Leah stayed on in our college town, waitressing and getting fired from waitressing. When she got tired of that she moved home for a while, then traveled. Europe of course, and the Far East. Now she’s studying sculpture. She talks about getting “my MFA,” as if dropping by the school to pick up something she left there, maybe a coat.
We never dated, of course, but what we had — there’s no exact name for it — was well understood and envied within our circle. I mean the other guys sometimes would ask me what it was like to go to bed with her. She was the recently turned lesbian they all wanted to be the one to turn back. And how smug was I? How quick — but also truly pleased — to explain that I was the exception that proved her rule. Ah, college.
I suppose we are still enviable, since what we have is the same as it ever was, though probably most of the people I know now wouldn’t envy us.
Leah is in a new version of our old world, but I don’t worry too much about losing her. We have the fullness of our history to draw on. We see each other as often as our schedules allow.
I’m supposed to be going with her to an opening tonight, and I’ve been looking forward to it, but I get held up at the office and have to send an apologetic text message canceling on cocktails but promising to meet her at the gallery.

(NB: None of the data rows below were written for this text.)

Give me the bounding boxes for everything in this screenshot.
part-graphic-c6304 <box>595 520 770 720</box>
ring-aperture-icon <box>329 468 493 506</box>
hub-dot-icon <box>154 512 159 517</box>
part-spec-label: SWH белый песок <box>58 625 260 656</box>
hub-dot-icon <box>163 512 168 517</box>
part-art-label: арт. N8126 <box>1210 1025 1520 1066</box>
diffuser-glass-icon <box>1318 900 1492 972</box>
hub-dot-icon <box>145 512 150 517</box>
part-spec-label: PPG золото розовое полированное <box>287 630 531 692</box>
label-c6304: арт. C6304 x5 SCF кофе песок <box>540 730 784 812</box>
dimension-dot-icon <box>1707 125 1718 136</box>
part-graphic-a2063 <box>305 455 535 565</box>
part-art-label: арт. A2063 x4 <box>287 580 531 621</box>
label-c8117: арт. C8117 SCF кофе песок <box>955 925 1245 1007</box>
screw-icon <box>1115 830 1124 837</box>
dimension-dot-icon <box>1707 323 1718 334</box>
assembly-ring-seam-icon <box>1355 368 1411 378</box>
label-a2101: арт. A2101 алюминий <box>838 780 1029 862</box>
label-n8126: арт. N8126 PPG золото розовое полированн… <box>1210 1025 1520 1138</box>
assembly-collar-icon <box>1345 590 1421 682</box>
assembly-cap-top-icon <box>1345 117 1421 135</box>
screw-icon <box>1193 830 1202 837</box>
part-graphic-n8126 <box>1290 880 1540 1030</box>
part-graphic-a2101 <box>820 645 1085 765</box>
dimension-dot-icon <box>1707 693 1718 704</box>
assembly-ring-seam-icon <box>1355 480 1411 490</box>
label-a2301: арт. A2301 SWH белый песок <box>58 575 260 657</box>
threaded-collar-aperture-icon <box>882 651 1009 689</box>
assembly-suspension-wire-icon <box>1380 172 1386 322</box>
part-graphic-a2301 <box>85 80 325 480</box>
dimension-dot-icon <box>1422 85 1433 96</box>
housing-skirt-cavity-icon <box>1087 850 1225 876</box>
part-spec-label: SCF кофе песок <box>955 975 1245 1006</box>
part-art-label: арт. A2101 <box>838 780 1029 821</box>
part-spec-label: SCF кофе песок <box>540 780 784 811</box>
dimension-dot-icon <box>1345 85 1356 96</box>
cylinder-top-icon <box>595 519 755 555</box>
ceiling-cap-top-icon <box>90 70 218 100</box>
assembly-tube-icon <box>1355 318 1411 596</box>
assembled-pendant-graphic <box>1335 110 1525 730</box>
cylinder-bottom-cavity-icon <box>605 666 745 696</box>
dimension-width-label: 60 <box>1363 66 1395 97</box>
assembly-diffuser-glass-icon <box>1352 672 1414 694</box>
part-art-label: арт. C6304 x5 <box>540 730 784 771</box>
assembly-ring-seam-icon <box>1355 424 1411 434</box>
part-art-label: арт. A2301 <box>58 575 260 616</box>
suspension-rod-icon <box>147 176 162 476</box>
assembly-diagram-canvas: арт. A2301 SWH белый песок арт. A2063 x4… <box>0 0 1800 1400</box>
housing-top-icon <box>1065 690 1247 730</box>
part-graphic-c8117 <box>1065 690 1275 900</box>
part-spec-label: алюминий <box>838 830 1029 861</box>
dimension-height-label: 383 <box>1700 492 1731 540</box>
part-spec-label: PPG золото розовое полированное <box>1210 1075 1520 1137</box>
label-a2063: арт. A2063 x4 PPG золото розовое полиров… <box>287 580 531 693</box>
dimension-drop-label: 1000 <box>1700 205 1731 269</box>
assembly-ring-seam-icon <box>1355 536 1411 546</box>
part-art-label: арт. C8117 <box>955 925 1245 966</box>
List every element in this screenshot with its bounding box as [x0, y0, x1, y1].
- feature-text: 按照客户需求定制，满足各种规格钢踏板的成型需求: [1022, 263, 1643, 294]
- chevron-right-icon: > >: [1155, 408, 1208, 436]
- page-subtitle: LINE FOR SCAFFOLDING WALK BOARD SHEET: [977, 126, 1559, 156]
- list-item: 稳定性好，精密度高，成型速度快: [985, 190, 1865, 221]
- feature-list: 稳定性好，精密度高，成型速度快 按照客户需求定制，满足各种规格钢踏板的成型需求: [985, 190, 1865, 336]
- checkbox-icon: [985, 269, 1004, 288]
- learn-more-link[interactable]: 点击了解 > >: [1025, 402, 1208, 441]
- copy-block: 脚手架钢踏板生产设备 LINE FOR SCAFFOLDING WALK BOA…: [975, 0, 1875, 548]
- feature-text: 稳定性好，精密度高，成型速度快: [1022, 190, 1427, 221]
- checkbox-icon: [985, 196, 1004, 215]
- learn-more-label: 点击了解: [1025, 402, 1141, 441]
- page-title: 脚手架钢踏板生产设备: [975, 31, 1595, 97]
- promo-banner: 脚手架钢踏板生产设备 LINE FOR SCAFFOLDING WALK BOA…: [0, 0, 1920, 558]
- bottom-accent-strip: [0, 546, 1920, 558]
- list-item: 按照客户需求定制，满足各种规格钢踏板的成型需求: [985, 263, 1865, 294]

Because of this, Leah greets me curtly and then rejoins the little semicircle she was in when I tapped her shoulder. A group of people all about our age are standing around a rotund, gray-haired man who I believe has an essay in the current New Yorker, which I subscribe to, though if he is who I think he is then I fell asleep while reading his article. To show her that I am other than a perfect philistine, I spend several minutes studying what is clearly the star piece in the show. It has this monumental physical presence and a sort of explosive personality, like Rauschenberg covering Nevelson, or vice versa. See? I say to the Leah in my head. I know a thing or two about this stuff . The Leah in my head is very impressed.
I glance across the room. She’s still doing her thing over there. I go for the refreshments: a long metal table with jugs of wine and lightly sweating pyramids of cubed cheese. I am pouring myself a burgundy when an older man holds out his clear plastic cup.
“Fill me up?” He smiles suggestively, but with more than a touch of self-awareness, maybe even self-parody. I laugh and accidentally shake the jug a little as I pour, spilling a few drops onto the man’s hand, but thankfully I don’t stain his cuff. “Oh,” the man says. “Now you’ll have to lick it off.”
Am I going to laugh at this? He’s laughing.
Okay I’m laughing.
We laugh.
Richard has a full head of salt-and-pepper hair, and is thickset in a way that suggests how he’ll go to seed, but also that he hasn’t yet. He prides himself on the fact that he can be scandalous, “but hardly after two cups of bottom-shelf merlot,” he says, and I remind him it’s burgundy we’re drinking and Richard laughs in a way that is almost shrieking.
After a quick turn up and down the gallery, chatting, we come back to the table for refills. The burgundy is gone. Now we really are drinking merlot.
Leah comes up to us, rosy, buzzed, ready for my attention. Richard drifts off. Leah wants to point out Alison, the conceptual portraitist she’s been seeing but is currently on the outs with. I can’t remember what happened this time. There’s always some particular incident — the ostensible reason — but at bottom the fact seems to be that there is a natural ebb and flow in the women’s ability to tolerate each other. But there is real love there, Leah is certain.